IF 2.8 Pub Date : 2019-11-27 eCollection Date: 2019-01-01 DOI: 10.2147/BLCTT.S230383
Manizheh Narimani, Mohammadreza Sharifi, Ali Jalili

Introduction: Human Baculoviral inhibitor of apoptosis repeat-containing 5 (BIRC5) which encodes survivin exhibits multiple biological activities, such as cell proliferation and apoptosis. Survivin is overexpressed in numerous malignant diseases including acute myeloid leukemia (AML). Recent studies have shown that the CRISPR/Cas9 nuclease-mediated gene-editing systems are suitable approach's for editing or knocking out various genes including oncogenes.

Methods and materials: We used CRISPR-Cas9 to knockout the BIRC5 in the human leukemic cell line, HL60, and KG1, and these cell lines were transfected with either the Cas9- and three sgRNAs expressing plasmids or negative control (scramble) using Lipofectamine 3000. The efficacy of the transfection was determined by quantitative reverse transcription-polymerase chain (RT-qPCR) and surveyor mutation assays. Cell proliferation and apoptosis were measured by MTT assay and flow cytometry, respectively.

Results: We have successfully knocked out the BIRC5 gene in these leukemic cells and observed that the BIRC5-knocked out cells by CRISPR/Cas9 showed a significant decrease (30 folds) of survivin at mRNA levels. Moreover, cell death and apoptosis were significantly induced in BIRC5-CRISPR/Cas9-transfected cells compared to the scramble vector.

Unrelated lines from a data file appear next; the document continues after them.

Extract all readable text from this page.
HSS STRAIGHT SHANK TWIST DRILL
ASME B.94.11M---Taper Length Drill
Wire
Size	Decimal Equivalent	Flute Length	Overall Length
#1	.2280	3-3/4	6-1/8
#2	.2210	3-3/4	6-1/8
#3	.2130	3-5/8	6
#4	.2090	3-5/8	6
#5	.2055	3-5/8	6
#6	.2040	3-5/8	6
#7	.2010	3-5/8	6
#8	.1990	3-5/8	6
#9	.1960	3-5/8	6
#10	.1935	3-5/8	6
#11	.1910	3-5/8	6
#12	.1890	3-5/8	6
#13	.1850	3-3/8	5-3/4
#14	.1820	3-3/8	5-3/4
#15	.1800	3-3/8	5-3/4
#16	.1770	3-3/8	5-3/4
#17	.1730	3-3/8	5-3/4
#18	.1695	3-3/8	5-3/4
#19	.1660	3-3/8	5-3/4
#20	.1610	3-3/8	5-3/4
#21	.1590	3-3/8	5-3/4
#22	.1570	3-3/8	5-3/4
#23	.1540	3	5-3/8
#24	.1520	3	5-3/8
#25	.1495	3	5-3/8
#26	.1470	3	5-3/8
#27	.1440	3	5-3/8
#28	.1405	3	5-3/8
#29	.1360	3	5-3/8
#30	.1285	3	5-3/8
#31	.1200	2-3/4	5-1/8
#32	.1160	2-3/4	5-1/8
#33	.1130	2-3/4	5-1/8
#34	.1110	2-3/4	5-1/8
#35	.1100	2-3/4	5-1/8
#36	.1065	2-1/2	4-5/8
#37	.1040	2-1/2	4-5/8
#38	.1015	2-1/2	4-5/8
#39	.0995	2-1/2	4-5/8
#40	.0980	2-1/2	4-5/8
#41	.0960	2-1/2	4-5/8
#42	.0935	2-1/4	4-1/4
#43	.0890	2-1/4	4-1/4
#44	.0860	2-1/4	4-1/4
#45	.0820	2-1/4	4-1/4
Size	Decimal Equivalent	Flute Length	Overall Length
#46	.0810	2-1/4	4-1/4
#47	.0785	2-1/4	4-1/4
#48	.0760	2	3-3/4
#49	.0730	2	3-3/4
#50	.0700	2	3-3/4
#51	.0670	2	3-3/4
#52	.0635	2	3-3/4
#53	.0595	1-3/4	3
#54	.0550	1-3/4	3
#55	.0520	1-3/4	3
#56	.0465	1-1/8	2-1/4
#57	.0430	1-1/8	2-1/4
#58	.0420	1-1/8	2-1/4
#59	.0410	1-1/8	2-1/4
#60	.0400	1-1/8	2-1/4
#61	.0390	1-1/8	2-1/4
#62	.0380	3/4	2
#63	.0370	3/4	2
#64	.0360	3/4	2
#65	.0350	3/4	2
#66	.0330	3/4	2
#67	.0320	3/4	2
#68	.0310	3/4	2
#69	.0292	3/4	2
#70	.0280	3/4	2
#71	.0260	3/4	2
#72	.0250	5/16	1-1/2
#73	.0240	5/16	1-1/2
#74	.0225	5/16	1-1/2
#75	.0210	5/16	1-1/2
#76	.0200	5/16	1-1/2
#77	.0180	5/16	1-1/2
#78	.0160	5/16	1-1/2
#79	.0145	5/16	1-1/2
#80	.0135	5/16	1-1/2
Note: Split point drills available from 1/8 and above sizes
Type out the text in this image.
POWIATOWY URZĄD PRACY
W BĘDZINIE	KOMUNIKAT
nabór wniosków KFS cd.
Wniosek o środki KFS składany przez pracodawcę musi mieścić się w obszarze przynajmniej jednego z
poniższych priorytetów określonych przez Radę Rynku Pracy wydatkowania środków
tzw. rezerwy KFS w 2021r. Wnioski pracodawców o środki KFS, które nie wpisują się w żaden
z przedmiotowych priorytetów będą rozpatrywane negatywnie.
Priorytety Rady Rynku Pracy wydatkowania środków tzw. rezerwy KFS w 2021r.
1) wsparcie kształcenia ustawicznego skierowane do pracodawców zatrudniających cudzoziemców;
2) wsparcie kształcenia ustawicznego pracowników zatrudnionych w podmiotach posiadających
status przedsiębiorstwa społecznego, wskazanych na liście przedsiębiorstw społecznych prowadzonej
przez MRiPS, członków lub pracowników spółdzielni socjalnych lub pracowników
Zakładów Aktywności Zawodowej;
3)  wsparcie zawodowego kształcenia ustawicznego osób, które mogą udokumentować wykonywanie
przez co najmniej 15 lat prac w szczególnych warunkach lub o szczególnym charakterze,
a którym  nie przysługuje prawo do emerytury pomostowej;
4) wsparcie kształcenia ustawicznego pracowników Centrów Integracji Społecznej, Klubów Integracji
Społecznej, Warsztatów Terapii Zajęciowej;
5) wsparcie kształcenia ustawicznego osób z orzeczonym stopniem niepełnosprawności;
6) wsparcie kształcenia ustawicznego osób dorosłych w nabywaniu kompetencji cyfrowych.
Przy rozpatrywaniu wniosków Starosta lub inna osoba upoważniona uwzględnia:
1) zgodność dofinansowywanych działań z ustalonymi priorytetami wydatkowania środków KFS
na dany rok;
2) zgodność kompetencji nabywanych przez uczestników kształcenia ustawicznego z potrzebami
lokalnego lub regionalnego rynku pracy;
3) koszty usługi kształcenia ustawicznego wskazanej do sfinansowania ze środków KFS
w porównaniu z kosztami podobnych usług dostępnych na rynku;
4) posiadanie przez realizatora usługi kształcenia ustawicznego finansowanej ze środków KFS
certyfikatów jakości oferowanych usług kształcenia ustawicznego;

Conclusion: We demonstrated for the first time that targeting BIRC5 by CRISPR/Cas9 technology is a suitable approach for the induction of apoptosis in leukemic cells. However, further studies targeting this gene in primary leukemic cells are required.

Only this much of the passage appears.